Objective: To describe current practice during stabilisation of children presenting with critical illness to the district general hospital, preceding retrieval to intensive care.
Design: Observational study using prospectively collected transport data.
Setting: A centralised intensive care retrieval service in England and referring district general hospitals.
Patients: Emergency transports to intensive care during two-month epochs from 4 consecutive years (2005-2008).
Main outcome measures: Proportion of key airway, breathing, circulatory and neurological stabilisation procedures, such as endotracheal intubation, mechanical ventilation, vascular access and initiation of inotropic agents, performed by referring hospital staff prior to the arrival of the retrieval team.

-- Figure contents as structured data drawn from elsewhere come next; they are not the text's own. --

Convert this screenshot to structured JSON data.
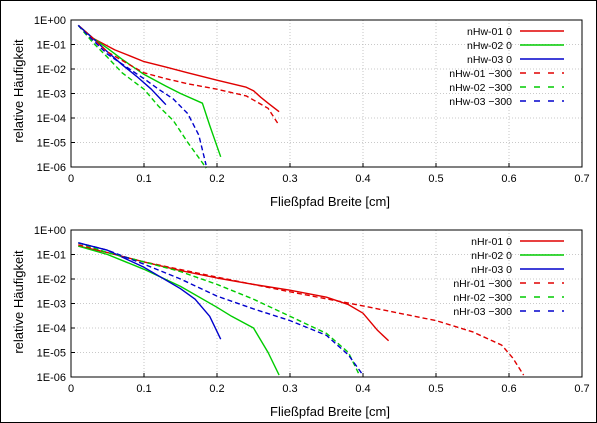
{
  "chart_data": [
    {
      "type": "line",
      "xlabel": "Fließpfad Breite [cm]",
      "ylabel": "relative Häufigkeit",
      "xlim": [
        0,
        0.7
      ],
      "ylim": [
        1e-06,
        1
      ],
      "y_scale": "log",
      "grid": true,
      "legend_position": "top-right",
      "x_ticks": [
        "0",
        "0.1",
        "0.2",
        "0.3",
        "0.4",
        "0.5",
        "0.6",
        "0.7"
      ],
      "y_ticks": [
        "1E-06",
        "1E-05",
        "1E-04",
        "1E-03",
        "1E-02",
        "1E-01",
        "1E+00"
      ],
      "series": [
        {
          "name": "nHw-01 0",
          "color": "#e00000",
          "dash": "solid",
          "x": [
            0.01,
            0.03,
            0.06,
            0.08,
            0.1,
            0.13,
            0.16,
            0.2,
            0.24,
            0.25,
            0.26,
            0.27,
            0.285
          ],
          "y": [
            0.6,
            0.18,
            0.06,
            0.035,
            0.02,
            0.012,
            0.007,
            0.0035,
            0.0018,
            0.0013,
            0.0007,
            0.0004,
            0.00018
          ]
        },
        {
          "name": "nHw-02 0",
          "color": "#00cc00",
          "dash": "solid",
          "x": [
            0.01,
            0.03,
            0.05,
            0.07,
            0.1,
            0.13,
            0.15,
            0.18,
            0.19,
            0.205
          ],
          "y": [
            0.6,
            0.18,
            0.07,
            0.025,
            0.006,
            0.002,
            0.001,
            0.0004,
            5e-05,
            2.6e-06
          ]
        },
        {
          "name": "nHw-03 0",
          "color": "#0000cc",
          "dash": "solid",
          "x": [
            0.01,
            0.03,
            0.05,
            0.07,
            0.09,
            0.11,
            0.125,
            0.13
          ],
          "y": [
            0.6,
            0.18,
            0.05,
            0.015,
            0.005,
            0.0015,
            0.0005,
            0.00035
          ]
        },
        {
          "name": "nHw-01 −300",
          "color": "#e00000",
          "dash": "dashed",
          "x": [
            0.01,
            0.03,
            0.05,
            0.08,
            0.1,
            0.13,
            0.16,
            0.2,
            0.24,
            0.27,
            0.285
          ],
          "y": [
            0.6,
            0.18,
            0.05,
            0.015,
            0.007,
            0.004,
            0.0025,
            0.0015,
            0.0008,
            0.00025,
            5e-05
          ]
        },
        {
          "name": "nHw-02 −300",
          "color": "#00cc00",
          "dash": "dashed",
          "x": [
            0.01,
            0.03,
            0.05,
            0.07,
            0.1,
            0.12,
            0.14,
            0.16,
            0.18,
            0.185
          ],
          "y": [
            0.6,
            0.12,
            0.03,
            0.007,
            0.0015,
            0.0003,
            8e-05,
            1e-05,
            1.5e-06,
            9e-07
          ]
        },
        {
          "name": "nHw-03 −300",
          "color": "#0000cc",
          "dash": "dashed",
          "x": [
            0.01,
            0.03,
            0.05,
            0.08,
            0.1,
            0.12,
            0.14,
            0.16,
            0.175,
            0.185
          ],
          "y": [
            0.6,
            0.15,
            0.04,
            0.01,
            0.004,
            0.0015,
            0.0006,
            0.00015,
            2e-05,
            1.2e-06
          ]
        }
      ]
    },
    {
      "type": "line",
      "xlabel": "Fließpfad Breite [cm]",
      "ylabel": "relative Häufigkeit",
      "xlim": [
        0,
        0.7
      ],
      "ylim": [
        1e-06,
        1
      ],
      "y_scale": "log",
      "grid": true,
      "legend_position": "top-right",
      "x_ticks": [
        "0",
        "0.1",
        "0.2",
        "0.3",
        "0.4",
        "0.5",
        "0.6",
        "0.7"
      ],
      "y_ticks": [
        "1E-06",
        "1E-05",
        "1E-04",
        "1E-03",
        "1E-02",
        "1E-01",
        "1E+00"
      ],
      "series": [
        {
          "name": "nHr-01 0",
          "color": "#e00000",
          "dash": "solid",
          "x": [
            0.01,
            0.05,
            0.1,
            0.15,
            0.2,
            0.25,
            0.3,
            0.35,
            0.38,
            0.4,
            0.42,
            0.435
          ],
          "y": [
            0.22,
            0.12,
            0.05,
            0.022,
            0.011,
            0.006,
            0.0035,
            0.0018,
            0.0009,
            0.0004,
            8e-05,
            3e-05
          ]
        },
        {
          "name": "nHr-02 0",
          "color": "#00cc00",
          "dash": "solid",
          "x": [
            0.01,
            0.05,
            0.1,
            0.15,
            0.2,
            0.22,
            0.25,
            0.27,
            0.285
          ],
          "y": [
            0.22,
            0.1,
            0.025,
            0.005,
            0.0007,
            0.0003,
            0.0001,
            1e-05,
            1.2e-06
          ]
        },
        {
          "name": "nHr-03 0",
          "color": "#0000cc",
          "dash": "solid",
          "x": [
            0.01,
            0.05,
            0.1,
            0.15,
            0.17,
            0.19,
            0.205
          ],
          "y": [
            0.3,
            0.15,
            0.03,
            0.004,
            0.0015,
            0.0003,
            3.5e-05
          ]
        },
        {
          "name": "nHr-01 −300",
          "color": "#e00000",
          "dash": "dashed",
          "x": [
            0.01,
            0.05,
            0.1,
            0.2,
            0.3,
            0.4,
            0.5,
            0.55,
            0.59,
            0.605,
            0.62
          ],
          "y": [
            0.25,
            0.12,
            0.05,
            0.012,
            0.003,
            0.0008,
            0.0002,
            7e-05,
            2e-05,
            6e-06,
            1.2e-06
          ]
        },
        {
          "name": "nHr-02 −300",
          "color": "#00cc00",
          "dash": "dashed",
          "x": [
            0.01,
            0.05,
            0.1,
            0.15,
            0.2,
            0.25,
            0.3,
            0.35,
            0.38,
            0.395
          ],
          "y": [
            0.3,
            0.12,
            0.05,
            0.02,
            0.006,
            0.0015,
            0.0003,
            6e-05,
            1e-05,
            1.2e-06
          ]
        },
        {
          "name": "nHr-03 −300",
          "color": "#0000cc",
          "dash": "dashed",
          "x": [
            0.01,
            0.05,
            0.1,
            0.15,
            0.2,
            0.25,
            0.3,
            0.35,
            0.38,
            0.4
          ],
          "y": [
            0.3,
            0.15,
            0.04,
            0.01,
            0.002,
            0.0006,
            0.0002,
            5e-05,
            8e-06,
            1.2e-06
          ]
        }
      ]
    }
  ]
}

Results: 706 emergency retrievals were examined over a 4-year period. The median age of transported children was 10 months (IQR 18 days to 43 months). District general hospital staff performed the majority of endotracheal intubations (93.7%, CI 91.3-95.5%), initiated mechanical ventilation in 76.9% of cases (CI 73.0-80.4%), inserted central venous catheters frequently (67.4%, CI 61.7-72.6%) and initiated inotropic agents in 43.7% (CI 36.6-51.1%). The retrieval team was more likely to perform interventions such as re-intubation for air-leak, repositioning of misplaced tracheal tubes and administration of osmotic agents for raised intracranial pressure. The performance of one or more interventions by the retrieval team was associated with severity of illness, rather than patient age, diagnostic group or team response time (OR 3.62, 95% CI 1.47-8.92).
Conclusions: District general hospital staff appropriately perform the majority of initial stabilisation procedures in critically ill children prior to retrieval. This practice has not changed significantly over the past four years, attesting to the crucial role played by district hospital staff in a centralised model of paediatric intensive care.